Let $A_n=\sum _{r=1}^{2n}\sin \left({\sin }^{-1}{x}^{3r-2}\right),B_n=\sum _{r=1}^{2n}\cos \left({\cos }^{-1}{x}^{3r-1}\right),C_n=\sum _{r=1}^{2n}\tan \left({\tan }^{-1}{x}^{3r}\right),n\in N,n\ge 3$.

Which of the following option(s) is/are correct for $|x|\le 1$ ?

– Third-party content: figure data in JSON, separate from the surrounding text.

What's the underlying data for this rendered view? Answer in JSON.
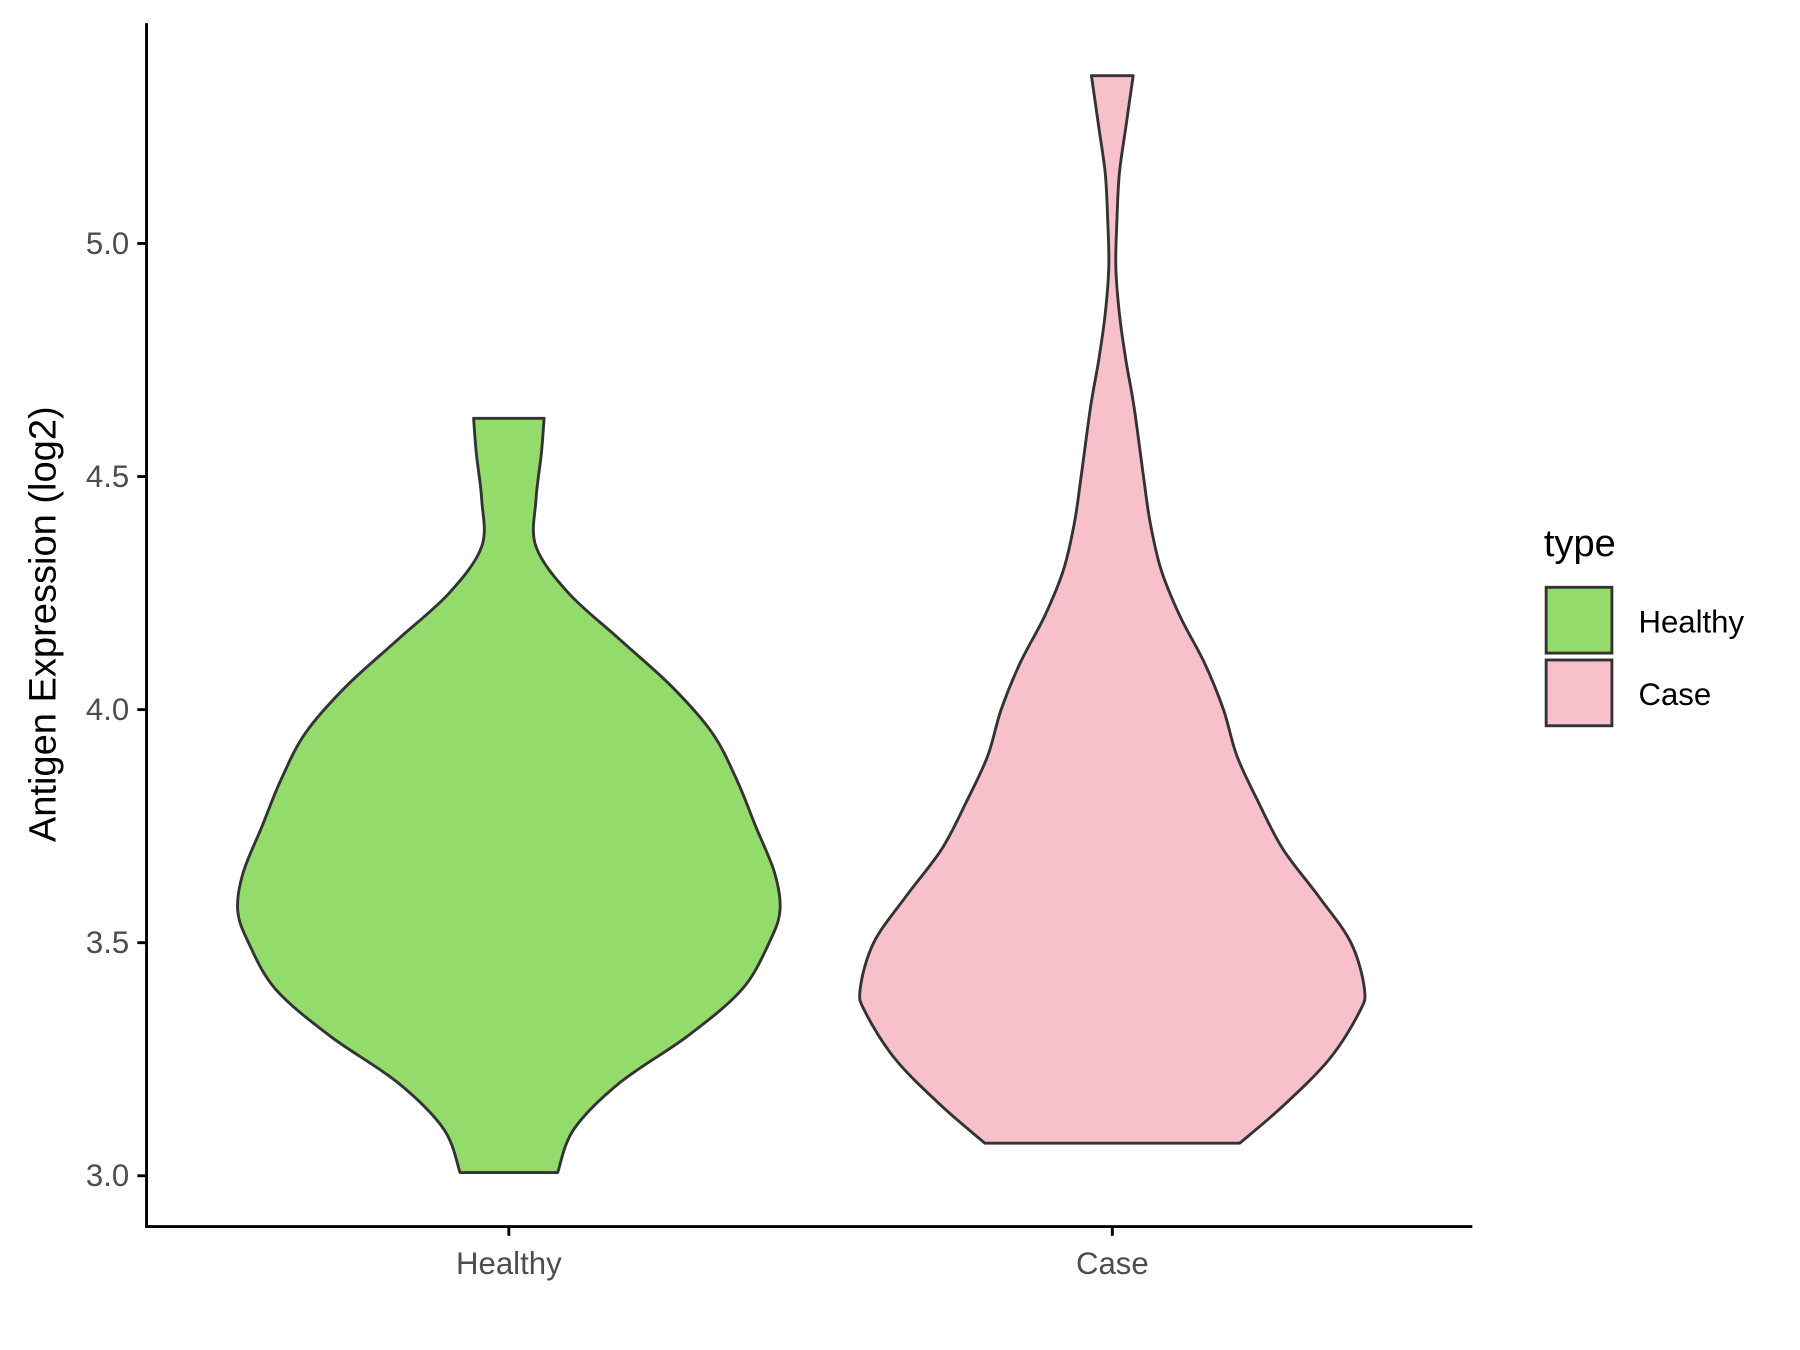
{
  "chart_data": {
    "type": "violin",
    "title": "",
    "xlabel": "",
    "ylabel": "Antigen Expression (log2)",
    "categories": [
      "Healthy",
      "Case"
    ],
    "ylim": [
      2.89,
      5.48
    ],
    "yticks": [
      3.0,
      3.5,
      4.0,
      4.5,
      5.0
    ],
    "ytick_labels": [
      "3.0",
      "3.5",
      "4.0",
      "4.5",
      "5.0"
    ],
    "grid": false,
    "legend": {
      "title": "type",
      "position": "right",
      "entries": [
        {
          "label": "Healthy",
          "color": "#93DC6B"
        },
        {
          "label": "Case",
          "color": "#F8C0CB"
        }
      ]
    },
    "series": [
      {
        "name": "Healthy",
        "color": "#93DC6B",
        "min": 3.007,
        "max": 4.625,
        "density_profile": [
          [
            3.007,
            0.18
          ],
          [
            3.1,
            0.24
          ],
          [
            3.2,
            0.41
          ],
          [
            3.3,
            0.66
          ],
          [
            3.4,
            0.86
          ],
          [
            3.5,
            0.96
          ],
          [
            3.57,
            1.0
          ],
          [
            3.65,
            0.98
          ],
          [
            3.75,
            0.91
          ],
          [
            3.85,
            0.84
          ],
          [
            3.95,
            0.75
          ],
          [
            4.05,
            0.6
          ],
          [
            4.15,
            0.41
          ],
          [
            4.25,
            0.22
          ],
          [
            4.35,
            0.1
          ],
          [
            4.45,
            0.1
          ],
          [
            4.55,
            0.12
          ],
          [
            4.625,
            0.13
          ]
        ]
      },
      {
        "name": "Case",
        "color": "#F8C0CB",
        "min": 3.07,
        "max": 5.36,
        "density_profile": [
          [
            3.07,
            0.47
          ],
          [
            3.15,
            0.63
          ],
          [
            3.25,
            0.8
          ],
          [
            3.35,
            0.91
          ],
          [
            3.4,
            0.93
          ],
          [
            3.5,
            0.88
          ],
          [
            3.6,
            0.76
          ],
          [
            3.7,
            0.63
          ],
          [
            3.8,
            0.54
          ],
          [
            3.9,
            0.46
          ],
          [
            4.0,
            0.41
          ],
          [
            4.1,
            0.34
          ],
          [
            4.2,
            0.25
          ],
          [
            4.3,
            0.18
          ],
          [
            4.4,
            0.14
          ],
          [
            4.5,
            0.115
          ],
          [
            4.65,
            0.08
          ],
          [
            4.75,
            0.05
          ],
          [
            4.85,
            0.026
          ],
          [
            4.95,
            0.013
          ],
          [
            5.05,
            0.017
          ],
          [
            5.15,
            0.026
          ],
          [
            5.25,
            0.05
          ],
          [
            5.36,
            0.077
          ]
        ]
      }
    ]
  }
}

• A. $A_n>C_n>B_n$ for $x\in (-1,1)$
• B. $A_n=B_n=C_n$ has two integral roots.
• C. $A_n=B_n+C_n$ has two irrational roots.
• D. $B_n=C_n+A_n$ has $6n$ complex roots.

Answer 1

Answer: (C), (D)

The correct options are
C $A_n=B_n+C_n$ has two irrational roots.
D $B_n=C_n+A_n$ has $6n$ complex roots.

$A_n=\sum _{r=1}^{2n}\sin \left({\sin }^{-1}{x}^{3r-2}\right)\Rightarrow A_n=\sum _{r=1}^{2n}{x}^{3r-2}\Rightarrow A_n=x+x^4+x^7+\cdots 2n\text{terms}\Rightarrow A_n=\frac{x(1-x^{6n})}{1-x^3}$

$B_n=\sum _{r=1}^{2n}\cos \left({\cos }^{-1}{x}^{3r-1}\right)\Rightarrow B_n=\sum _{r=1}^{2n}{x}^{3r-1}\Rightarrow B_n=x^2+x^5+x^8+\cdots 2n\text{terms}\Rightarrow B_n=\frac{x^2(1-x^{6n})}{1-x^3}$

$C_n=\sum _{r=1}^{2n}\tan \left({\tan }^{-1}{x}^{3r}\right)\Rightarrow C_n=\sum _{r=1}^{2n}{x}^{3r}\Rightarrow C_n=x^3+x^6+x^9+\cdots 2n\text{terms}\Rightarrow C_n=\frac{x^3(1-x^{6n})}{1-x^3}$

When $x=0$
$A_n=B_n=C_n=0$
When $x=-1$
$A_n=B_n=C_n=0$
When $x=1$
$A_n=B_n=C_n=2n$
Therefore, $A_n=B_n=C_n$ has $3$ distinct integral roots.

For $0<x<1$,
$x^3<x^2<x$
Therefore, $A_n>B_n>C_n$

For $-1<x<0$,
$x<x^3<x^2$
Therefore, $B_n>C_n>A_n$

$A_n=B_n+C_n\Rightarrow \frac{x(1-x^{6n})}{1-x^3}=\frac{x^2(1-x^{6n})}{1-x^3}+\frac{x^3(1-x^{6n})}{1-x^3}\Rightarrow \frac{(1-x^{6n})}{1-x^3}x[x^2+x-1]=0\Rightarrow x=0,-1,\frac{-1\pm \sqrt{5}}{2}$
Therefore, two irrational roots.

$B_n=A_n+C_n\Rightarrow \frac{x^2(1-x^{6n})}{1-x^3}=\frac{x(1-x^{6n})}{1-x^3}+\frac{x^3(1-x^{6n})}{1-x^3}\Rightarrow \frac{(1-x^{6n})}{1-x^3}x[x^2-x+1]=0\Rightarrow x^{6n}=1;x=0;x=\frac{1\pm i\sqrt{3}}{2}$

Therefore, the number of complex roots will be,
$(6n-2)+2=6n$